Calculating their CO2 emissions is complex because obviously you have to take into account routes, consumption and models, but several analyses - including those of Transport and Environment - agree that on average you can estimate 2 tons of CO2 per hour. A private jet from New York to Venice, for example, takes about 9 hours. On European routes, even considering that almost half of all private jets in the world (47.4%) are used for less than 500 kilometers, just over an hour. On average we therefore estimate 5 hours of flight, which between the outward and return journey becomes ten: this means at least 20 tons of CO2 per presence for those traveling on private flights, something more or less equal to the emissions of 400 cars.

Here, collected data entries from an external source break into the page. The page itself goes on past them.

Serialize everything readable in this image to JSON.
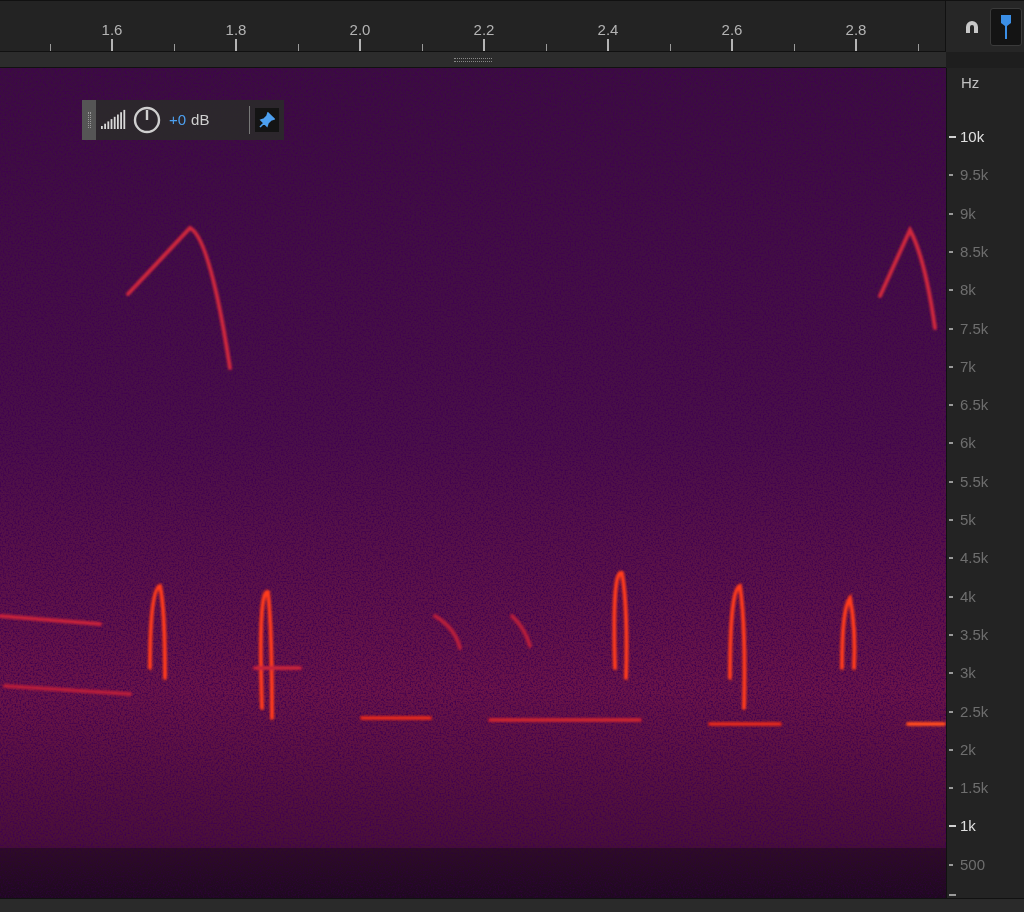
{
  "time_ruler": {
    "labels": [
      "1.6",
      "1.8",
      "2.0",
      "2.2",
      "2.4",
      "2.6",
      "2.8"
    ]
  },
  "toolbar": [
    {
      "kind": "magnet",
      "selected": false
    },
    {
      "kind": "marker",
      "selected": true
    }
  ],
  "hud": {
    "gain": "+0",
    "gain_unit": "dB",
    "pinned": true
  },
  "frequency_axis": {
    "unit": "Hz",
    "labels": [
      {
        "text": "10k",
        "emphasized": true
      },
      {
        "text": "9.5k",
        "emphasized": false
      },
      {
        "text": "9k",
        "emphasized": false
      },
      {
        "text": "8.5k",
        "emphasized": false
      },
      {
        "text": "8k",
        "emphasized": false
      },
      {
        "text": "7.5k",
        "emphasized": false
      },
      {
        "text": "7k",
        "emphasized": false
      },
      {
        "text": "6.5k",
        "emphasized": false
      },
      {
        "text": "6k",
        "emphasized": false
      },
      {
        "text": "5.5k",
        "emphasized": false
      },
      {
        "text": "5k",
        "emphasized": false
      },
      {
        "text": "4.5k",
        "emphasized": false
      },
      {
        "text": "4k",
        "emphasized": false
      },
      {
        "text": "3.5k",
        "emphasized": false
      },
      {
        "text": "3k",
        "emphasized": false
      },
      {
        "text": "2.5k",
        "emphasized": false
      },
      {
        "text": "2k",
        "emphasized": false
      },
      {
        "text": "1.5k",
        "emphasized": false
      },
      {
        "text": "1k",
        "emphasized": true
      },
      {
        "text": "500",
        "emphasized": false
      }
    ]
  }
}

"Disgusting," Angelo Bonelli , a member of the Chamber of Deputies for the Green and Left Alliance and spokesperson for Green Europe, tells Green&Blue bluntly, commenting on the news of the impact of the wedding. "It is an insult to poverty and the environment by the super-rich Bezos who buys Venice while his company sponsors the Israeli army that is massacring the Palestinian people. Today more than ever, faced with the climate crisis and wars, a tax on the world's super-rich is necessary, which could be worth 1,000 billion dollars a year to finance the fight against poverty, world hunger and the climate crisis," he concludes. An hour of flight on a private jet is comparable to more or less a quarter of the annual emissions of an average European citizen. Jets have increased by almost 30% in the last five years. The possible quantity - even if these are still forecasts - of private aircraft expected in Venice for a single private event, approximately 100 to be precise, is impressive in terms of numbers and impact.
At COP28 in Dubai, the great Climate Conference that hosts thousands of world leaders and delegates, there were 290. More than double that number were used at the World Economic Forum in Davos last year. For a social and climate issue, with a blitz in Piazza San Marco, Greenpeace and the group Everyone Hates Elon also called for a tax on Bezos and the super-rich who impact with their jets. On a banner unfurled in the square, activists reminded the magnate that "If you can rent Venice for your wedding, then you can pay more taxes", a message generally addressed to those "few billionaires who have lifestyles that are devastating for the planet, while on the other side there are the people who suffer the damage of the environmental crisis every day" said Simona Abbate of Greenpeace Italy. While Bezos' 417-foot superyacht, called Koru, could be moored in the lagoon's waters, Mr. Amazon's two private jets could appear in the airports, including the recent $80 million Gulfstream G650ER, another highly polluting aircraft.
In the latest Oxfam report on the impact of the super-rich, or 1% of the world's population, it was recalled that Bezos' two jets alone emit 2,908 tons of carbon dioxide per year, an amount that an average Amazon employee would not be able to emit in his entire life. And perhaps not even in three lives, considering that even in the most advanced economies, a citizen rarely produces more than 9 tons of CO2 in a year.